The money is in addition to the more than $11.1 million in back salary Ollie has already been paid after an arbitrator ruled in January that he was improperly fired under the school’s agreement with its professor’s union.

“I am grateful that we were able to reach agreement,” Ollie said in a statement Thursday. “My time at UConn as a student-athlete and coach is something I will always cherish. I am pleased that this matter is now fully and finally resolved.”

Ollie, a former UConn point guard who guided the Huskies to a 127-79 record and the 2014 national championship in six seasons as head coach, was let go after two losing seasons. UConn also stopped paying him under his contract, citing numerous NCAA violations in terminating the deal.

In 2019, the NCAA placed UConn on probation for two years and Ollie was sanctioned individually for violations, which the NCAA found occurred between 2013 and 2018. Ollie’s attorneys, Jacques Parenteau and William Madsen, accused UConn of making false claims to the NCAA for the purpose of firing Ollie “with cause.”

The school had argued that Ollie’s transgressions were serious and that his individual contract superseded those union protections.

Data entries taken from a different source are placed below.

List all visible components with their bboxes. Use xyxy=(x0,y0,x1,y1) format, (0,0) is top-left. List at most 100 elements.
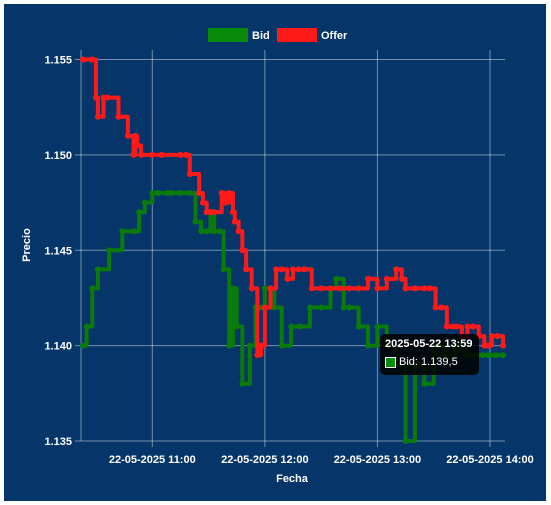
data-point-offer[interactable] xyxy=(115,113,122,120)
data-point-bid[interactable] xyxy=(94,266,101,273)
data-point-bid[interactable] xyxy=(485,352,492,359)
data-point-offer[interactable] xyxy=(158,151,165,158)
data-point-offer[interactable] xyxy=(500,342,507,349)
data-point-offer[interactable] xyxy=(134,142,141,149)
data-point-bid[interactable] xyxy=(261,285,268,292)
data-point-bid[interactable] xyxy=(288,323,295,330)
data-point-offer[interactable] xyxy=(218,190,225,197)
data-point-offer[interactable] xyxy=(149,151,156,158)
data-point-offer[interactable] xyxy=(464,323,471,330)
data-point-bid[interactable] xyxy=(374,323,381,330)
data-point-offer[interactable] xyxy=(432,304,439,311)
data-point-offer[interactable] xyxy=(226,190,233,197)
data-point-bid[interactable] xyxy=(500,352,507,359)
data-point-bid[interactable] xyxy=(136,209,143,216)
legend[interactable]: Bid Offer xyxy=(208,28,348,42)
data-point-bid[interactable] xyxy=(216,228,223,235)
data-point-offer[interactable] xyxy=(308,285,315,292)
data-point-offer[interactable] xyxy=(104,94,111,101)
data-point-bid[interactable] xyxy=(186,190,193,197)
data-point-bid[interactable] xyxy=(333,275,340,282)
data-point-offer[interactable] xyxy=(488,333,495,340)
data-point-offer[interactable] xyxy=(177,151,184,158)
data-point-bid[interactable] xyxy=(226,342,233,349)
data-point-bid[interactable] xyxy=(346,304,353,311)
data-point-bid[interactable] xyxy=(479,352,486,359)
data-point-offer[interactable] xyxy=(453,323,460,330)
data-point-offer[interactable] xyxy=(239,247,246,254)
data-point-offer[interactable] xyxy=(199,199,206,206)
data-point-offer[interactable] xyxy=(355,285,362,292)
data-point-offer[interactable] xyxy=(398,275,405,282)
data-point-offer[interactable] xyxy=(278,266,285,273)
data-point-offer[interactable] xyxy=(470,323,477,330)
data-point-bid[interactable] xyxy=(89,285,96,292)
data-point-offer[interactable] xyxy=(93,94,100,101)
data-point-bid[interactable] xyxy=(229,285,236,292)
data-point-bid[interactable] xyxy=(177,190,184,197)
data-point-bid[interactable] xyxy=(149,190,156,197)
data-point-offer[interactable] xyxy=(222,199,229,206)
data-point-bid[interactable] xyxy=(119,228,126,235)
legend-item-bid[interactable]: Bid xyxy=(208,28,270,42)
data-point-offer[interactable] xyxy=(346,285,353,292)
data-point-bid[interactable] xyxy=(192,218,199,225)
data-point-offer[interactable] xyxy=(494,333,501,340)
data-point-bid[interactable] xyxy=(239,380,246,387)
data-point-offer[interactable] xyxy=(89,56,96,63)
data-point-bid[interactable] xyxy=(402,438,409,444)
data-point-offer[interactable] xyxy=(365,275,372,282)
data-point-offer[interactable] xyxy=(138,151,145,158)
data-point-offer[interactable] xyxy=(267,285,274,292)
legend-item-offer[interactable]: Offer xyxy=(277,28,348,42)
data-point-offer[interactable] xyxy=(284,275,291,282)
data-point-bid[interactable] xyxy=(278,342,285,349)
data-point-bid[interactable] xyxy=(198,228,205,235)
data-point-bid[interactable] xyxy=(271,304,278,311)
data-point-offer[interactable] xyxy=(196,190,203,197)
data-point-offer[interactable] xyxy=(443,323,450,330)
data-point-offer[interactable] xyxy=(132,132,139,139)
data-point-offer[interactable] xyxy=(336,285,343,292)
data-point-bid[interactable] xyxy=(340,304,347,311)
data-point-offer[interactable] xyxy=(438,304,445,311)
data-point-bid[interactable] xyxy=(220,266,227,273)
data-point-offer[interactable] xyxy=(254,352,261,359)
data-point-offer[interactable] xyxy=(421,285,428,292)
data-point-offer[interactable] xyxy=(94,113,101,120)
data-point-offer[interactable] xyxy=(295,266,302,273)
data-point-offer[interactable] xyxy=(273,266,280,273)
data-point-bid[interactable] xyxy=(233,323,240,330)
data-point-offer[interactable] xyxy=(402,285,409,292)
data-point-offer[interactable] xyxy=(485,342,492,349)
data-point-bid[interactable] xyxy=(130,228,137,235)
data-point-bid[interactable] xyxy=(141,199,148,206)
data-point-offer[interactable] xyxy=(235,228,242,235)
data-point-bid[interactable] xyxy=(106,247,113,254)
data-point-bid[interactable] xyxy=(246,342,253,349)
data-point-bid[interactable] xyxy=(154,190,161,197)
data-point-offer[interactable] xyxy=(261,304,268,311)
data-point-offer[interactable] xyxy=(411,285,418,292)
data-point-offer[interactable] xyxy=(290,266,296,273)
data-point-offer[interactable] xyxy=(243,266,250,273)
data-point-offer[interactable] xyxy=(124,132,131,139)
data-point-bid[interactable] xyxy=(297,323,304,330)
data-point-offer[interactable] xyxy=(301,266,308,273)
data-point-bid[interactable] xyxy=(365,342,372,349)
data-point-bid[interactable] xyxy=(83,323,90,330)
data-point-offer[interactable] xyxy=(231,218,238,225)
data-point-offer[interactable] xyxy=(183,151,190,158)
data-point-offer[interactable] xyxy=(393,266,400,273)
data-point-offer[interactable] xyxy=(383,275,390,282)
data-point-bid[interactable] xyxy=(421,380,428,387)
data-point-offer[interactable] xyxy=(258,342,265,349)
data-point-offer[interactable] xyxy=(211,209,218,216)
data-point-offer[interactable] xyxy=(186,170,193,177)
data-point-offer[interactable] xyxy=(79,56,86,63)
data-point-offer[interactable] xyxy=(374,285,381,292)
data-point-bid[interactable] xyxy=(79,342,86,349)
data-point-bid[interactable] xyxy=(306,304,313,311)
data-point-bid[interactable] xyxy=(168,190,175,197)
data-point-bid[interactable] xyxy=(492,352,499,359)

Ollie’s lawyers had argued that white coaches, including Hall-of-Famers Jim Calhoun and women’s coach Geno Auriemma, had also committed NCAA violations, without being fired, and indicated they were planning to file a federal civil rights lawsuit.

The school and Ollie said in a joint statement Thursday they were settling “to avoid further costly and protracted litigation.”

Both sides declined to comment further.

Ollie, who faced three years of restrictions from the NCAA on becoming a college basketball coach again, is currently coaching for Overtime Elite, a league that prepares top prospects who are not attending college for the pros.